それがネルの説明だとすぐに察したプライドが一度頷き、任す意思を示すと一歩前に出たステイルから「これもここだけのお話でネル先生にも秘密でお願いします」と双子へ向けて声が伸びやかに放たれた。
ネルは学校で知り合ったことを通してプライドに刺繍の腕を見込まれたこと。
今後城でプライド王女の直属刺繍職人となりその栄転に伴い住む場所を探していたこと。それを一つ一つ流れを置いて説明すれば、ディオスもクロイも目を水晶にしたままに飲み込めた。
「うわーすごい!」と純粋にネルが副団長の妹以外にも凄い人間だったのだと言葉にして感動するディオスに反し、クロイの方は「やっぱりジャンヌの紹介する人みんな普通じゃない」と感想が浮かんだが、口には出さなかった。今ならばジャンヌの紹介する人間が全員とんでもなかったことも納得しかない。

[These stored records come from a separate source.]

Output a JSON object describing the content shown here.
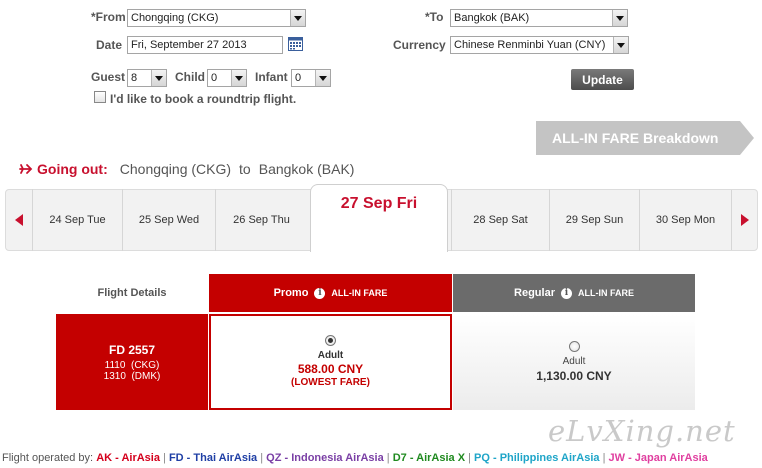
{
  "form": {
    "from_label": "*From",
    "from_value": "Chongqing (CKG)",
    "to_label": "*To",
    "to_value": "Bangkok (BAK)",
    "date_label": "Date",
    "date_value": "Fri, September 27 2013",
    "currency_label": "Currency",
    "currency_value": "Chinese Renminbi Yuan (CNY)",
    "guest_label": "Guest",
    "guest_value": "8",
    "child_label": "Child",
    "child_value": "0",
    "infant_label": "Infant",
    "infant_value": "0",
    "roundtrip_label": "I'd like to book a roundtrip flight.",
    "update_label": "Update"
  },
  "breakdown_label": "ALL-IN FARE Breakdown",
  "going_out": {
    "label": "Going out:",
    "origin": "Chongqing (CKG)",
    "to_word": "to",
    "destination": "Bangkok (BAK)"
  },
  "dates": [
    "24 Sep Tue",
    "25 Sep Wed",
    "26 Sep Thu",
    "27 Sep Fri",
    "28 Sep Sat",
    "29 Sep Sun",
    "30 Sep Mon"
  ],
  "selected_date": "27 Sep Fri",
  "table": {
    "flight_details_header": "Flight Details",
    "promo_header": "Promo",
    "regular_header": "Regular",
    "allin_tag": "ALL-IN FARE",
    "info_glyph": "i",
    "flight_number": "FD 2557",
    "depart": "1110  (CKG)",
    "arrive": "1310  (DMK)",
    "promo_pax": "Adult",
    "promo_price": "588.00 CNY",
    "promo_note": "(LOWEST FARE)",
    "regular_pax": "Adult",
    "regular_price": "1,130.00 CNY"
  },
  "watermark": "eLvXing.net",
  "footer": {
    "prefix": "Flight operated by:",
    "sep": "|",
    "carriers": [
      {
        "code": "AK - AirAsia",
        "color": "#d4001c"
      },
      {
        "code": "FD - Thai AirAsia",
        "color": "#1f3fa5"
      },
      {
        "code": "QZ - Indonesia AirAsia",
        "color": "#7a3fa5"
      },
      {
        "code": "D7 - AirAsia X",
        "color": "#1f8a1f"
      },
      {
        "code": "PQ - Philippines AirAsia",
        "color": "#1fa5c8"
      },
      {
        "code": "JW - Japan AirAsia",
        "color": "#e040a0"
      }
    ]
  },
  "colors": {
    "brand_red": "#c8102e",
    "panel_red": "#c40000",
    "regular_grey": "#6b6b6b"
  }
}
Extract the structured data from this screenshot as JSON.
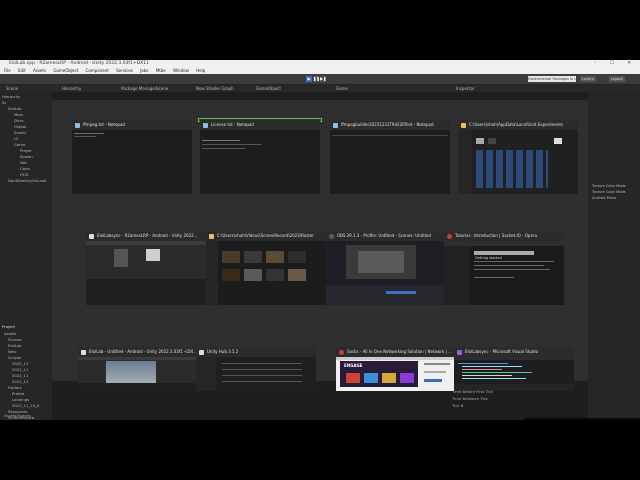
{
  "window": {
    "title": "ElolLab.cpp - R2amesLRP - Android - Unity 2022.3.03f1+DX11",
    "controls": "–  ☐  ✕"
  },
  "menu": [
    "File",
    "Edit",
    "Assets",
    "GameObject",
    "Component",
    "Services",
    "Jobs",
    "Mtbe",
    "Window",
    "Help"
  ],
  "toolbar": {
    "play_icons": [
      "▶",
      "❚❚",
      "▶❚"
    ],
    "banner": "Experimental Packages In Use",
    "layers": "Layers",
    "layout": "Layout"
  },
  "editor_tabs": [
    "Scene",
    "Hierarchy",
    "Package Manager",
    "Scene",
    "New Shader Graph",
    "GameObject",
    "Game",
    "Inspector"
  ],
  "hierarchy_items": [
    "Hierarchy",
    "Sc",
    "+",
    "ElolLab",
    "Main",
    "Direc",
    "Global",
    "Eventi",
    "UI",
    "Game",
    "Player",
    "Spawn",
    "Net",
    "Cana",
    "HUD",
    "DontDestroyOnLoad"
  ],
  "project_items": [
    "Project",
    "+",
    "Assets",
    "Scenes",
    "ElolLab",
    "Netc",
    "Scripts",
    "2022_11",
    "2022_11",
    "2022_11",
    "2022_12",
    "Folders",
    "Prefab",
    "Landings",
    "2022_11_24_0",
    "Resources",
    "ScreenRecord",
    "Sync",
    "Cow",
    "Assets/Assets",
    "Prefabs",
    "Res"
  ],
  "inspector_lines": [
    "Texture Color Mode",
    "Texture Color Mode",
    "Android Mono"
  ],
  "bottom_lines": [
    "Time Before First Tick",
    "Time Between Tick",
    "Tick B"
  ],
  "bottom_left": "Assets/Scenes",
  "task_switcher": [
    {
      "title": "ffmpeg.txt - Notepad",
      "icon_color": "#8ec0e6"
    },
    {
      "title": "License.txt - Notepad",
      "icon_color": "#8ec0e6"
    },
    {
      "title": "ffmpegbuilder20231231T94220Test - Notepad",
      "icon_color": "#8ec0e6"
    },
    {
      "title": "C:\\Users\\shoh\\AppData\\Local\\Unit Experiments",
      "icon_color": "#e8c35a"
    },
    {
      "title": "ElolLabsync - R2amesLRP - Android - Unity 2022...",
      "icon_color": "#dddddd"
    },
    {
      "title": "C:\\Users\\shoh\\Videos\\ScreenRecord\\2023\\Roster",
      "icon_color": "#e8c35a"
    },
    {
      "title": "OBS 29.1.3 - Profile: Untitled - Scenes: Untitled",
      "icon_color": "#5c5c5c"
    },
    {
      "title": "Tutorial - Introduction | Socket.IO - Opera",
      "icon_color": "#d43a3a"
    },
    {
      "title": "ElolLab - Untitled - Android - Unity 2022.3.03f1 <DX...",
      "icon_color": "#dddddd"
    },
    {
      "title": "Unity Hub 3.5.2",
      "icon_color": "#dddddd"
    },
    {
      "title": "Socks - All In One Networking Solution | Network | ...",
      "icon_color": "#d43a3a"
    },
    {
      "title": "ElolLabsync - Microsoft Visual Studio",
      "icon_color": "#9a5fd6"
    }
  ],
  "web_page_text": "Getting started",
  "store_banner": "ENGAGE",
  "colors": {
    "selection_outline": "#6fbf3f",
    "unity_dark": "#1e1e1e",
    "play_blue": "#3a6fc4"
  }
}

ステイルの説明を聞いていたセドリックも、自分の知るその新事実には「ほう」と声を漏らした。
「あの刺繍か。確かに見事な美しさだったが、まさかクラーク副団長の妹君だったとは。兄妹揃って才能に溢れておられる。…………プライド。そういえば紹介して貰う件についてはどうだろうか」
「!ええ、今度デザイン画をいくつか見せに来てくれる予定だからその時に話すつもりよ。前向きに考えてくれるとは思うわ」
まさかハナズオ連合王国の王弟に打診なんて心臓が転がるかもしれないけれど、と言葉を飲み込みプライドは返す。
すごいすごいと純粋な感想を口にするディオスに、ティアラを口元を両手で隠しながらくすくすと微笑んだ。
姉兄達から聞いていた以上にディオスは純粋で可愛らしい子だなと思う。弟であるクロイとも話してみたくなったが、残念ながら今はセドリックが意図せず防波堤になって安易に近づけない。
セドリックもセドリックでクロイとの会話を楽しんでいるのがわかれば余計にそこで自分が取っちゃうのは悪い気もした。招いて貰った自分が、大事なお客様を奪うわけにもいかない。